Beatrice Bruteau, a woman religious philosopher once wrote that the dynamic of sin begins with this fear and emptiness. We choose to fill our lives with creaturely attachments which promise to fill our hearts and save us from our fears. And when other people challenge us and mirror our attachments to us, we become even more defensive and grasping and grabbing because divestment from these attachments can feel like annihilation and death of our ego. It is when defensiveness hardens our attachments into real idols (aka., other gods) and when we begin to see our well being as dependent on these creatures that we actually turn away from God and succumb to sin and vice, which of course further erode our character. Like Adam and Eve we end up alienated from ourselves (notice that they hid in shame for they were naked); alienated from other persons (as with all the successive blaming that ensued after the fall), alienated from other creatures (the blaming and banning of the serpent and the cursing of the ground) and finally, alienated from God (they hid and didn’t want God to see them).

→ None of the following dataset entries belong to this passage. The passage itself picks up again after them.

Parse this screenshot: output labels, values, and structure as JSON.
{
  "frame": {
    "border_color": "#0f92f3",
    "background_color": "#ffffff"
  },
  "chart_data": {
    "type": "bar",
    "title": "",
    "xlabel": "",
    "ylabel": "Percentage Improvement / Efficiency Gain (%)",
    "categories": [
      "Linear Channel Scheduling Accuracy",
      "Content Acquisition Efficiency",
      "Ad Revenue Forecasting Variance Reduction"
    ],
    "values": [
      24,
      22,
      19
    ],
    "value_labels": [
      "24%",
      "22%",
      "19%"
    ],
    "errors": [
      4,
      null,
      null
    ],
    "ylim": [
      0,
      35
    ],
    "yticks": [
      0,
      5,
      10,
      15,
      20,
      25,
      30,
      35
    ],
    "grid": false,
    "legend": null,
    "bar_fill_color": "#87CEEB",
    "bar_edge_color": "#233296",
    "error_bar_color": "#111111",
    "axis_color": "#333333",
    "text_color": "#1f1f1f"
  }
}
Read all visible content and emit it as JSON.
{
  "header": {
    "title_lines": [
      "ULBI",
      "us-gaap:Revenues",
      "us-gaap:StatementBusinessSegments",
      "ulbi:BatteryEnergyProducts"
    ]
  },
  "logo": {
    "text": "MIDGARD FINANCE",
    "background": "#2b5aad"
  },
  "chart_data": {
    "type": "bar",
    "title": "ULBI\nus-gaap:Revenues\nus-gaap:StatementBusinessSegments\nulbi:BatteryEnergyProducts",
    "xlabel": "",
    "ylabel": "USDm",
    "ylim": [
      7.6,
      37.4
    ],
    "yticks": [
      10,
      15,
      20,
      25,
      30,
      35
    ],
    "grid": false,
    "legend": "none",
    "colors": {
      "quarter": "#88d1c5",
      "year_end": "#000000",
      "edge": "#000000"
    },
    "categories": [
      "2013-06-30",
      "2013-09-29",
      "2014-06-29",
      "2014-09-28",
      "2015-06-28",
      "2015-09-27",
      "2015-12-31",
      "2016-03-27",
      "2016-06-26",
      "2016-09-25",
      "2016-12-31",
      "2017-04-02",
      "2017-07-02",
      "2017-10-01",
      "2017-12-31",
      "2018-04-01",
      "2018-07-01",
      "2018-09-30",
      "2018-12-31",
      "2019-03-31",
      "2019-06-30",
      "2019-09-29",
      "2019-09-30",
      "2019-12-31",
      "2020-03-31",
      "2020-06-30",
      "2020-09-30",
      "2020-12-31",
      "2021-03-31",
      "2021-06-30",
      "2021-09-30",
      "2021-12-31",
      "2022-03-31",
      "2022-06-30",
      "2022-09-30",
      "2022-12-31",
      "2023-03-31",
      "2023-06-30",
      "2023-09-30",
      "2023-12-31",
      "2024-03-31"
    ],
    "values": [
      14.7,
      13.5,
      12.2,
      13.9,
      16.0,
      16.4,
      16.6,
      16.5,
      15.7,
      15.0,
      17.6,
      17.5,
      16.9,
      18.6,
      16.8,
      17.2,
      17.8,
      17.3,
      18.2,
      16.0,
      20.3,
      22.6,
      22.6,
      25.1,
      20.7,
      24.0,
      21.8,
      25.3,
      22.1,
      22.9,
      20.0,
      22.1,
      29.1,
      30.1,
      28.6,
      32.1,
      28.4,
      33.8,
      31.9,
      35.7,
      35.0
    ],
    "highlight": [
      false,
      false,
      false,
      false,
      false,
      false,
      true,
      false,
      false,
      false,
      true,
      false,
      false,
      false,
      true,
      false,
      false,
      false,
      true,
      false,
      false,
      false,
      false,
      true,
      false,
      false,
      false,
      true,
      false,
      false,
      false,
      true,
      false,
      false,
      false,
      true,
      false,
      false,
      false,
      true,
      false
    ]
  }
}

Consider then temptations our Lord faced in the desert, as summarily described to us in Gospel of Mark and you find the more usual stuff of temptation–things, power and renown, which the demon seems to suggest to Jesus to lure the latter to take on redemption of himself or others into his own hands: “Rely on bread rather than feed on God’s Word constantly and faithfully; show yourself important to God by falling from the temple parapet and having yourself rescued by God’s army of angels–what a show! and then, worship me (Satan) and receive power over the whole world!” St. Ignatius of Loyola, the master of discernment suggests that we notice the pattern of “Satan’s strategy” as it unfolds in our own lives: the evil one deceives–first its lures us into entrusting our lives in riches, then stirs in us a desire for honors, for prestige, for renown that this world ordinarily gives to its kind and finally, power and pride–a sense of declaring ourselves independent, capable of living by ourselves, of becoming so filled with pride that we look at our God glaringly and say: “I don’t need you!” Of course even if we are able to say these words with pride and bravado, we also know deep in ourselves that this statement of a bloated ego is founded on a big lie. Everything we have and hold is gift. All our riches and talents are gifts. Our capacity to feel, to reason, to choose, to love–all these are gifts. In fact our very life and breath are gifts.

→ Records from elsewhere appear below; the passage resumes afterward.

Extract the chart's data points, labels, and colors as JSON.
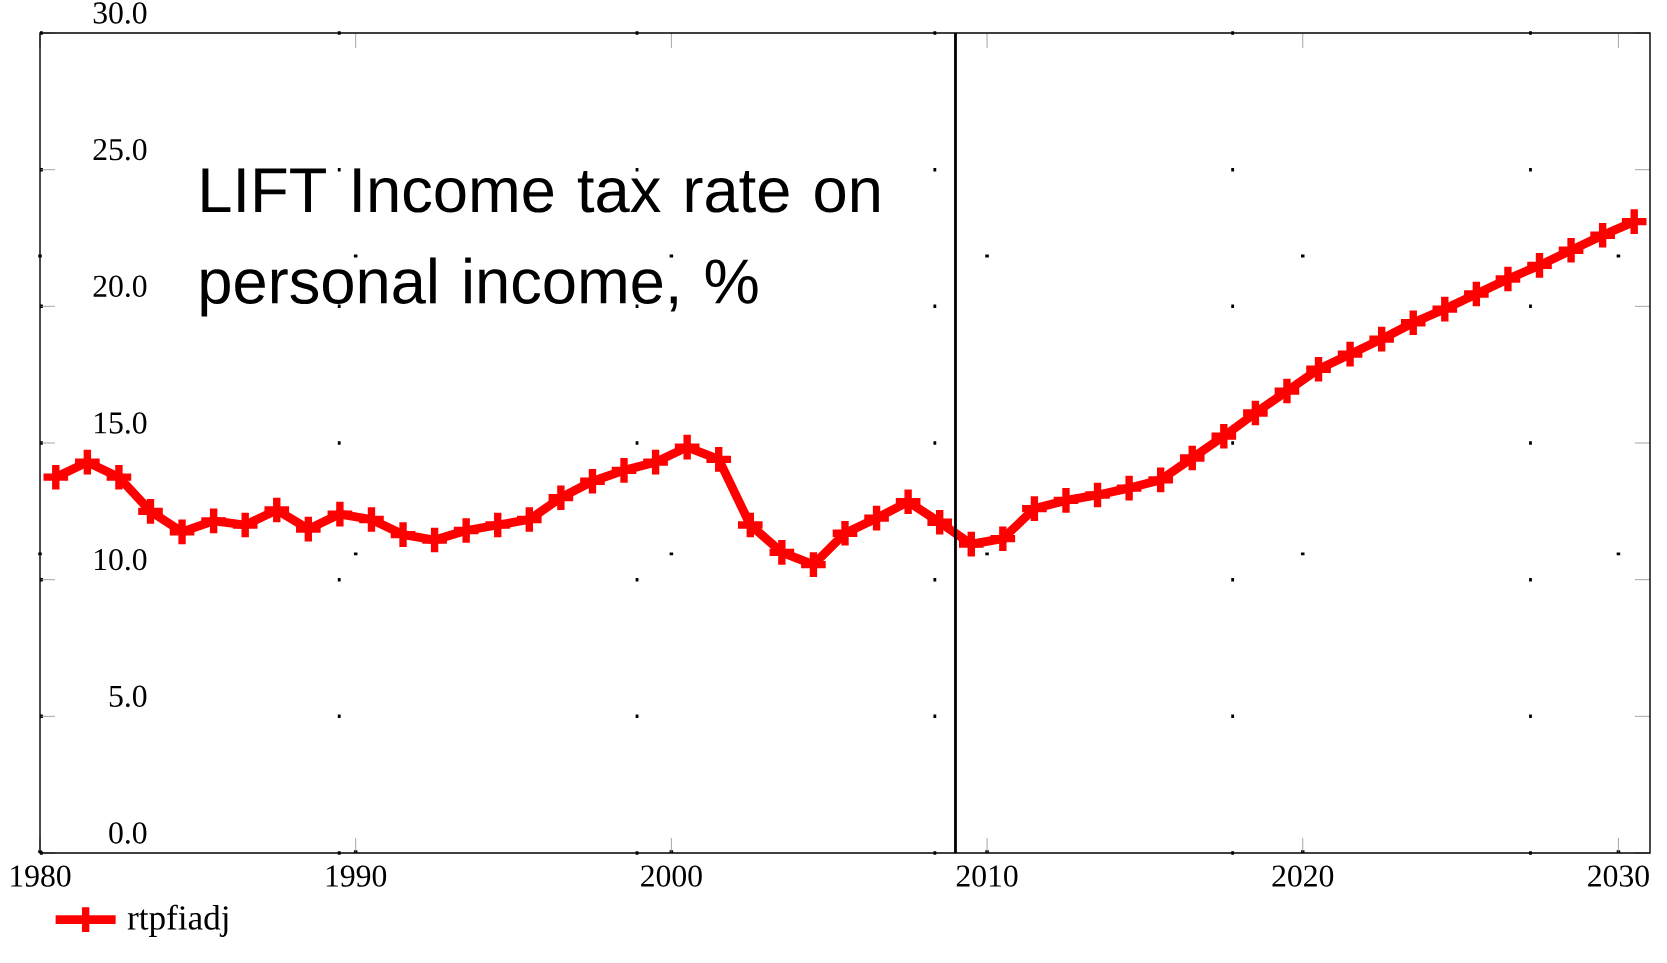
{
  "chart_data": {
    "type": "line",
    "title": "LIFT Income tax rate on personal income, %",
    "x": [
      1980.5,
      1981.5,
      1982.5,
      1983.5,
      1984.5,
      1985.5,
      1986.5,
      1987.5,
      1988.5,
      1989.5,
      1990.5,
      1991.5,
      1992.5,
      1993.5,
      1994.5,
      1995.5,
      1996.5,
      1997.5,
      1998.5,
      1999.5,
      2000.5,
      2001.5,
      2002.5,
      2003.5,
      2004.5,
      2005.5,
      2006.5,
      2007.5,
      2008.5,
      2009.5,
      2010.5,
      2011.5,
      2012.5,
      2013.5,
      2014.5,
      2015.5,
      2016.5,
      2017.5,
      2018.5,
      2019.5,
      2020.5,
      2021.5,
      2022.5,
      2023.5,
      2024.5,
      2025.5,
      2026.5,
      2027.5,
      2028.5,
      2029.5,
      2030.5
    ],
    "series": [
      {
        "name": "rtpfiadj",
        "color": "#ff0000",
        "values": [
          13.75,
          14.3,
          13.75,
          12.5,
          11.75,
          12.15,
          12.0,
          12.55,
          11.85,
          12.4,
          12.2,
          11.65,
          11.45,
          11.8,
          12.0,
          12.2,
          13.0,
          13.6,
          14.0,
          14.3,
          14.85,
          14.4,
          12.0,
          11.0,
          10.55,
          11.7,
          12.25,
          12.85,
          12.1,
          11.3,
          11.5,
          12.6,
          12.9,
          13.1,
          13.35,
          13.65,
          14.45,
          15.25,
          16.1,
          16.9,
          17.7,
          18.25,
          18.8,
          19.4,
          19.9,
          20.45,
          21.0,
          21.5,
          22.05,
          22.6,
          23.1
        ]
      }
    ],
    "xlim": [
      1980,
      2031
    ],
    "xticks": [
      1980,
      1990,
      2000,
      2010,
      2020,
      2030
    ],
    "ylim": [
      0,
      30
    ],
    "yticks": [
      {
        "value": 0,
        "label": "0.0"
      },
      {
        "value": 5,
        "label": "5.0"
      },
      {
        "value": 10,
        "label": "10.0"
      },
      {
        "value": 15,
        "label": "15.0"
      },
      {
        "value": 20,
        "label": "20.0"
      },
      {
        "value": 25,
        "label": "25.0"
      },
      {
        "value": 30,
        "label": "30.0"
      }
    ],
    "ref_lines": [
      {
        "axis": "x",
        "value": 2009,
        "color": "#000000"
      }
    ],
    "grid": true,
    "legend": "bottom left",
    "marker": "cross",
    "line_style": "solid"
  }
}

And so St. Ignatius gives us the wise counsel–to fix our gaze on Jesus Christ, our Eternal Lord and King who offers us a different strategy, one that does not only counteract Satan’s strategy but also opens up a path of renewal for every disciple who wants to offer himself to our Lord. And if Satan’s strategy was riches–> honors–> pride. Christ’s on the other hand was to invite people into poverty–> humiliations–> humility. And these all translate into a humble entrustment and surrender of our lives before our Provident God, for we are creatures, we are servants, we are friends who are now adoptive children of God. Take note, children of God. God bless!